In contrast, others remain unpatched and in a “reported” state, covering tools like GPT Researcher, Agent Zero, Windsurf, and DocsGPT.

OX Security repeatedly recommended to Anthropic a protocol-level patch that would have immediately protected millions of downstream users.

Anthropic declined, describing the behavior as “expected.” The company did not object when researchers notified them of their intent to publish.

This response comes just days after Anthropic unveiled Claude Mythos, positioned as a tool to help secure the world’s software, a contrast researchers describe as a call to action for Anthropic to apply “Secure by Design” principles to its own infrastructure first.

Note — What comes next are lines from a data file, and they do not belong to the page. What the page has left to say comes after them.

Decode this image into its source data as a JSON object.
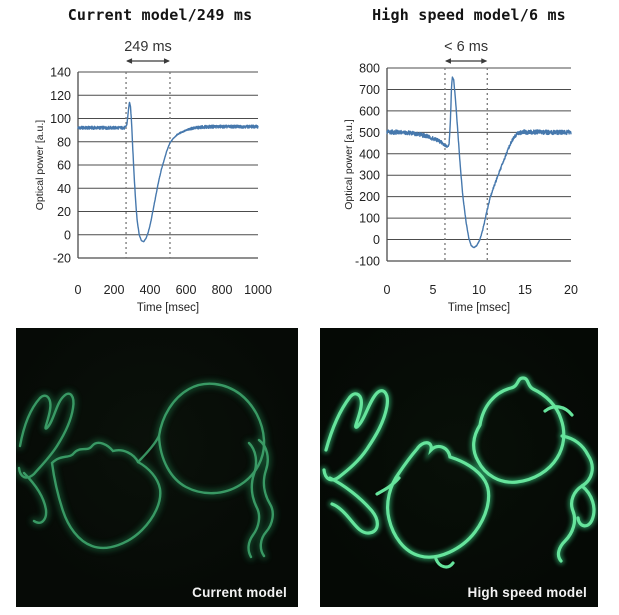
{
  "colors": {
    "line": "#4678ad",
    "grid": "#4c4c4c",
    "tick_text": "#222222",
    "marker_dotted": "#787878",
    "arrow": "#3a3a3a",
    "annotation_text": "#333333",
    "green_bright": "#66e49c",
    "green_glow": "#2fae6e",
    "green_dim": "#46b578",
    "green_dim_glow": "#1f7a4a",
    "image_bg": "#060a06",
    "caption_text": "#f3f3f3"
  },
  "images": {
    "left": {
      "label": "Current model"
    },
    "right": {
      "label": "High speed model"
    }
  },
  "chart_data": [
    {
      "type": "line",
      "title": "Current model/249 ms",
      "annotation": "249 ms",
      "xlabel": "Time [msec]",
      "ylabel": "Optical power [a.u.]",
      "xlim": [
        0,
        1000
      ],
      "ylim": [
        -20,
        140
      ],
      "xticks": [
        0,
        200,
        400,
        600,
        800,
        1000
      ],
      "yticks": [
        140,
        120,
        100,
        80,
        60,
        40,
        20,
        0,
        -20
      ],
      "grid": true,
      "legend": "none",
      "marker_x": [
        267,
        511
      ],
      "noise_amp": 1.3,
      "points": [
        [
          0,
          92,
          1
        ],
        [
          60,
          92,
          1
        ],
        [
          120,
          92,
          1
        ],
        [
          180,
          92,
          1
        ],
        [
          230,
          92,
          1
        ],
        [
          262,
          92,
          1
        ],
        [
          272,
          95,
          0.2
        ],
        [
          280,
          107,
          0
        ],
        [
          286,
          114,
          0
        ],
        [
          292,
          110,
          0
        ],
        [
          299,
          92,
          0
        ],
        [
          308,
          62,
          0
        ],
        [
          318,
          34,
          0
        ],
        [
          328,
          13,
          0
        ],
        [
          340,
          0,
          0
        ],
        [
          352,
          -5,
          0
        ],
        [
          365,
          -6,
          0
        ],
        [
          378,
          -3,
          0.1
        ],
        [
          390,
          2,
          0.1
        ],
        [
          403,
          10,
          0.12
        ],
        [
          418,
          22,
          0.15
        ],
        [
          433,
          34,
          0.15
        ],
        [
          448,
          46,
          0.15
        ],
        [
          463,
          56,
          0.15
        ],
        [
          478,
          64,
          0.15
        ],
        [
          493,
          72,
          0.15
        ],
        [
          511,
          79,
          0.2
        ],
        [
          530,
          83,
          0.25
        ],
        [
          550,
          86,
          0.3
        ],
        [
          572,
          88,
          0.4
        ],
        [
          596,
          89.5,
          0.5
        ],
        [
          622,
          91,
          0.7
        ],
        [
          650,
          92,
          0.9
        ],
        [
          690,
          92.5,
          1
        ],
        [
          740,
          93,
          1
        ],
        [
          800,
          93,
          1
        ],
        [
          860,
          93,
          1
        ],
        [
          920,
          93,
          1
        ],
        [
          1000,
          93,
          1
        ]
      ]
    },
    {
      "type": "line",
      "title": "High speed model/6 ms",
      "annotation": "< 6 ms",
      "xlabel": "Time [msec]",
      "ylabel": "Optical power [a.u.]",
      "xlim": [
        0,
        20
      ],
      "ylim": [
        -100,
        800
      ],
      "xticks": [
        0,
        5,
        10,
        15,
        20
      ],
      "yticks": [
        800,
        700,
        600,
        500,
        400,
        300,
        200,
        100,
        0,
        -100
      ],
      "grid": true,
      "legend": "none",
      "marker_x": [
        6.3,
        10.9
      ],
      "noise_amp": 10,
      "points": [
        [
          0,
          500,
          1
        ],
        [
          0.8,
          501,
          1
        ],
        [
          1.6,
          499,
          1
        ],
        [
          2.4,
          497,
          1
        ],
        [
          3.2,
          493,
          1
        ],
        [
          4,
          486,
          1
        ],
        [
          4.8,
          475,
          1
        ],
        [
          5.5,
          462,
          1
        ],
        [
          6.0,
          450,
          0.9
        ],
        [
          6.35,
          438,
          0.7
        ],
        [
          6.6,
          432,
          0.4
        ],
        [
          6.75,
          445,
          0.1
        ],
        [
          6.9,
          560,
          0
        ],
        [
          7.0,
          700,
          0
        ],
        [
          7.1,
          758,
          0
        ],
        [
          7.25,
          745,
          0
        ],
        [
          7.45,
          650,
          0
        ],
        [
          7.7,
          500,
          0
        ],
        [
          7.95,
          350,
          0
        ],
        [
          8.25,
          200,
          0
        ],
        [
          8.6,
          80,
          0.05
        ],
        [
          8.9,
          5,
          0.1
        ],
        [
          9.15,
          -28,
          0.1
        ],
        [
          9.45,
          -38,
          0.12
        ],
        [
          9.75,
          -28,
          0.15
        ],
        [
          10.05,
          -5,
          0.2
        ],
        [
          10.35,
          35,
          0.3
        ],
        [
          10.65,
          90,
          0.4
        ],
        [
          10.95,
          150,
          0.45
        ],
        [
          11.25,
          200,
          0.5
        ],
        [
          11.6,
          245,
          0.55
        ],
        [
          11.95,
          285,
          0.6
        ],
        [
          12.3,
          325,
          0.6
        ],
        [
          12.7,
          370,
          0.6
        ],
        [
          13.1,
          415,
          0.6
        ],
        [
          13.5,
          455,
          0.6
        ],
        [
          13.9,
          482,
          0.7
        ],
        [
          14.3,
          497,
          0.9
        ],
        [
          14.9,
          502,
          1
        ],
        [
          15.6,
          500,
          1
        ],
        [
          16.4,
          501,
          1
        ],
        [
          17.2,
          500,
          1
        ],
        [
          18,
          500,
          1
        ],
        [
          19,
          500,
          1
        ],
        [
          20,
          500,
          1
        ]
      ]
    }
  ]
}
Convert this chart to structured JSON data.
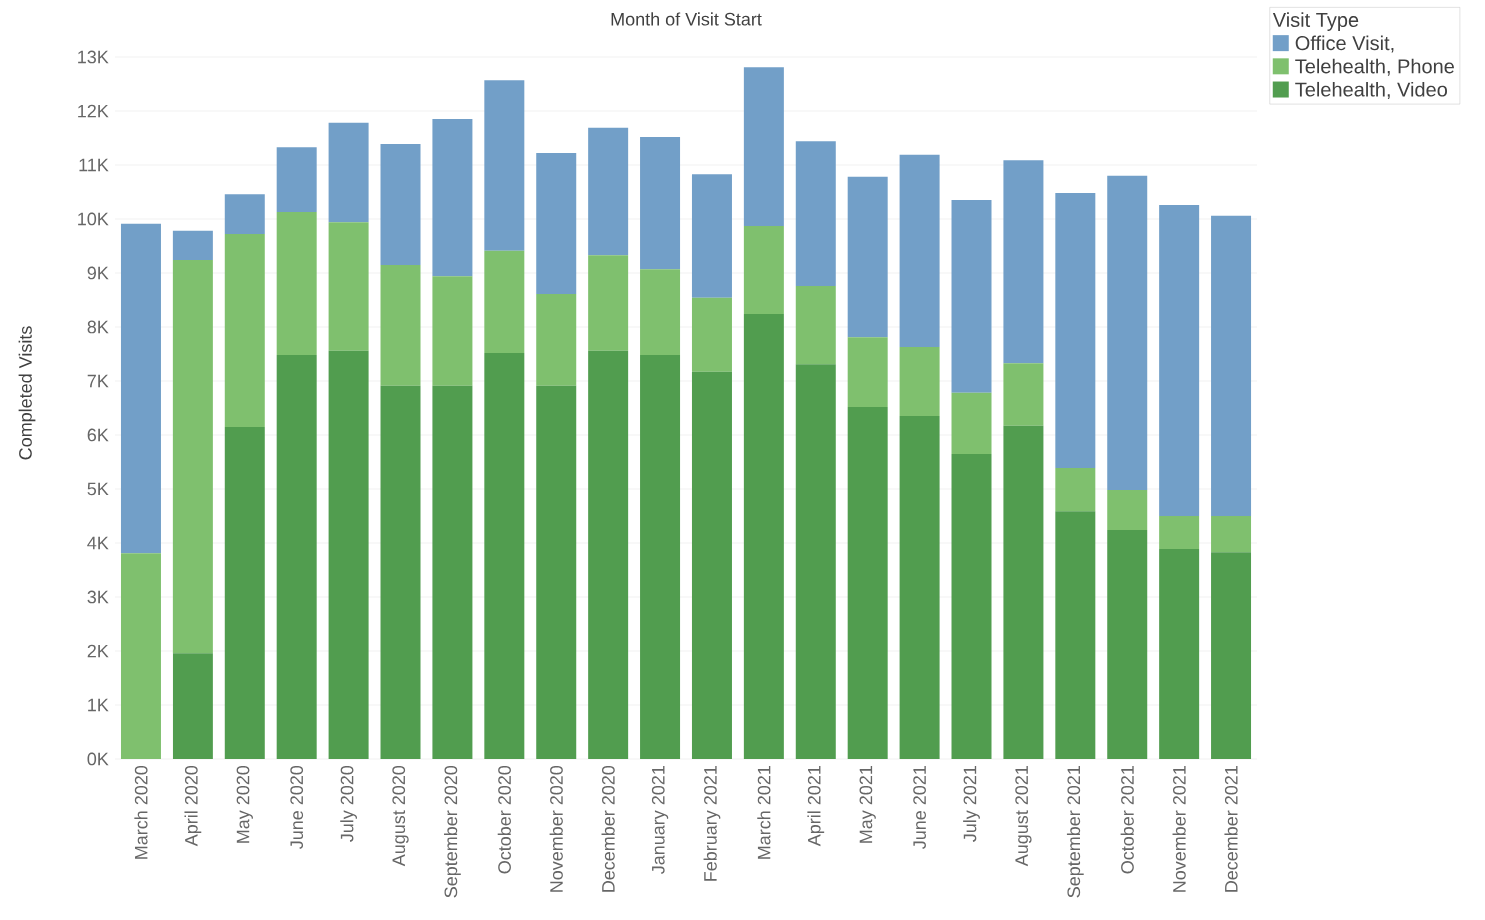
{
  "chart_data": {
    "type": "bar",
    "stacked": true,
    "title": "Month of Visit Start",
    "ylabel": "Completed Visits",
    "legend_title": "Visit Type",
    "legend": "top right",
    "grid": "y",
    "categories": [
      "March 2020",
      "April 2020",
      "May 2020",
      "June 2020",
      "July 2020",
      "August 2020",
      "September 2020",
      "October 2020",
      "November 2020",
      "December 2020",
      "January 2021",
      "February 2021",
      "March 2021",
      "April 2021",
      "May 2021",
      "June 2021",
      "July 2021",
      "August 2021",
      "September 2021",
      "October 2021",
      "November 2021",
      "December 2021"
    ],
    "ylim": [
      0,
      13000
    ],
    "yticks": [
      {
        "value": 0,
        "label": "0K"
      },
      {
        "value": 1000,
        "label": "1K"
      },
      {
        "value": 2000,
        "label": "2K"
      },
      {
        "value": 3000,
        "label": "3K"
      },
      {
        "value": 4000,
        "label": "4K"
      },
      {
        "value": 5000,
        "label": "5K"
      },
      {
        "value": 6000,
        "label": "6K"
      },
      {
        "value": 7000,
        "label": "7K"
      },
      {
        "value": 8000,
        "label": "8K"
      },
      {
        "value": 9000,
        "label": "9K"
      },
      {
        "value": 10000,
        "label": "10K"
      },
      {
        "value": 11000,
        "label": "11K"
      },
      {
        "value": 12000,
        "label": "12K"
      },
      {
        "value": 13000,
        "label": "13K"
      }
    ],
    "series": [
      {
        "name": "Telehealth, Video",
        "color": "#519d4f",
        "values": [
          0,
          1960,
          6150,
          7480,
          7560,
          6910,
          6910,
          7520,
          6910,
          7560,
          7480,
          7170,
          8240,
          7310,
          6520,
          6350,
          5650,
          6170,
          4590,
          4240,
          3890,
          3830
        ]
      },
      {
        "name": "Telehealth, Phone",
        "color": "#7fc06e",
        "values": [
          3810,
          7280,
          3570,
          2650,
          2380,
          2240,
          2030,
          1890,
          1700,
          1770,
          1590,
          1370,
          1630,
          1450,
          1290,
          1280,
          1130,
          1160,
          800,
          740,
          610,
          670
        ]
      },
      {
        "name": "Office Visit,",
        "color": "#729fc8",
        "values": [
          6100,
          540,
          740,
          1200,
          1840,
          2240,
          2910,
          3160,
          2610,
          2360,
          2450,
          2290,
          2940,
          2680,
          2970,
          3560,
          3570,
          3760,
          5090,
          5820,
          5760,
          5560
        ]
      }
    ]
  }
}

How to Protect Your Environment

• Block public internet access to AI services connected to sensitive APIs or databases.
• Treat all external MCP configuration input as untrusted; block or restrict user-controlled inputs to STDIO parameters.
• Install MCP servers only from verified sources such as the official GitHub MCP Registry.
• Run MCP-enabled services inside sandboxes with restricted permissions.
• Monitor all tool invocations for unexpected background activity or data exfiltration attempts.
• Update all affected services to their latest patched versions immediately.

OX Security has shipped platform-level detections to identify unsafe STDIO MCP configurations in customer codebases and AI-generated code.